Alcantara, who was named as FIFA's top Asian footballer of all time in 2007, has become the inspiration for the resurgence of football in the Philippines, according to Barcelona's official website.
"He still lives strong in the memory not just of Barça fans but also the Filipino population. Right now there is a huge campaign underway in the country to promote passion for the sport, and there is no better symbol or hero of the Philippines' footballing past than the legendary Paulino Alcantara," the website said.
As a member of the club's youth team, Alcantara stood out with his skill and goalscoring ability. "Despite his young age, the first team already had an eye on this prodigy," according to the website.
He made his Barcelona first team debut in the Catalonian Championship at the old Carrer de la Indústria ground against Catala Sporting Club.
Alcantara scored 3 goals in their 9-0 victory over their opponents.
"Those were early days for the game, and there were only about a hundred people there to witness the incredible sight of this tiny child able to shoot the ball with such immense power," Manel Tomàs wrote on fcbarcelona.com.
Other Filipinos have made their mark for top European football teams including Barcelona archrival Real Madrid, but none with the same impact as the boy from Iloilo.
Trencaxarxes, the netbreaker
Alcantara was called Trencaxarxes, or the net-breaker, after one of his shots broke the net in a game he played for Spain.
The power of his shots also became apparent during a match against Real Sociedad on April 13, 1919, according to Barcelona's records.
"Alcántara scored what has gone down in history as the 'police goal.' A powerful shot from the Filipino was heading straight for the goal when a stray policeman somehow got in the way of the ball," the club said.
The ball and policeman ended up in the back of the net.
"An extraordinarily skinny looking player on the outside was built like a train within, and his ability to strike the ball hard astounded everyone that ever saw him play," the club said. "Looking so appealing with his white handkerchief always hanging out of his shorts, he became the first major media figure in FC Barcelona history."

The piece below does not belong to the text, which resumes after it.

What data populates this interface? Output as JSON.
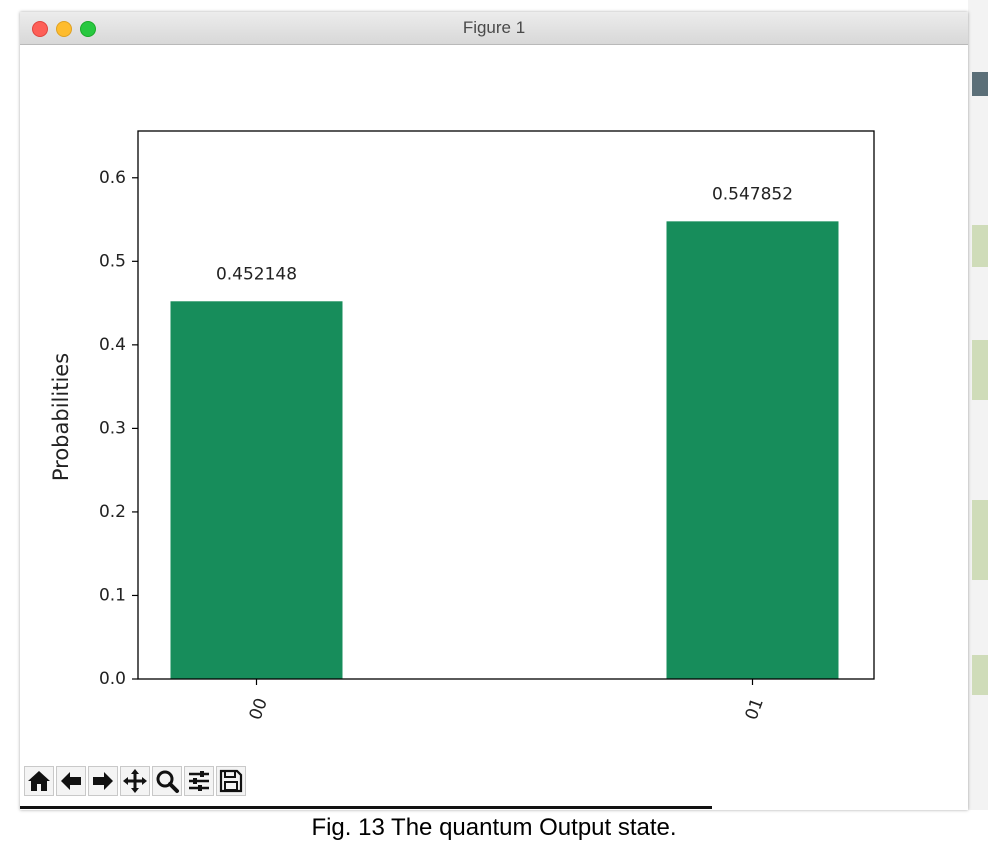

FIFA on Saturday praised Barca's Filipino phenomenon, and credited him for being the spark behind the club's first golden era.
"Alcantara was still just 19 when, having helped his Catalan employers win the Copa del Rey and two Campionat de Catalunyas, he returned for a two-year stint in his homeland, adding a couple of Filipino championship medals to his collection. Barça, however, emerged empty-handed from each of the seasons in which he was missing, and it was only when Alcantara was lured back that the club’s first truly golden era began," the world football body said.
Alcantara, who won 15 titles for the Blaugrana, also saw action for the Philippines in the 1917 Far Eastern Games, helping the Nationals bring home a silver medal.
The Philippines defeated Japan 15–2 in the Games, the country's biggest win yet in international football.
Alcantara also won 2 titles for the Bohemian Sporting Club in the Philippines Championship in 1917 and 1918.
Alcantara retired at the age of 31 in 1927 and pursued his career in medicine full time.
He later served in Barcelona's board of directors from 1931 to 1934.
He died in Barcelona in 1964 and was buried at the Les Corts cemetery next to Camp Nou.
"This supreme striker was also one of the first players to write memoirs about his football career, and a statue of him stands to this day outside the headquarters of the Philippine Football Federation," FIFA said. "A century may have passed since his glorious debut, but Alcantara - one of the beautiful game’s early greats – remains well worth remembering."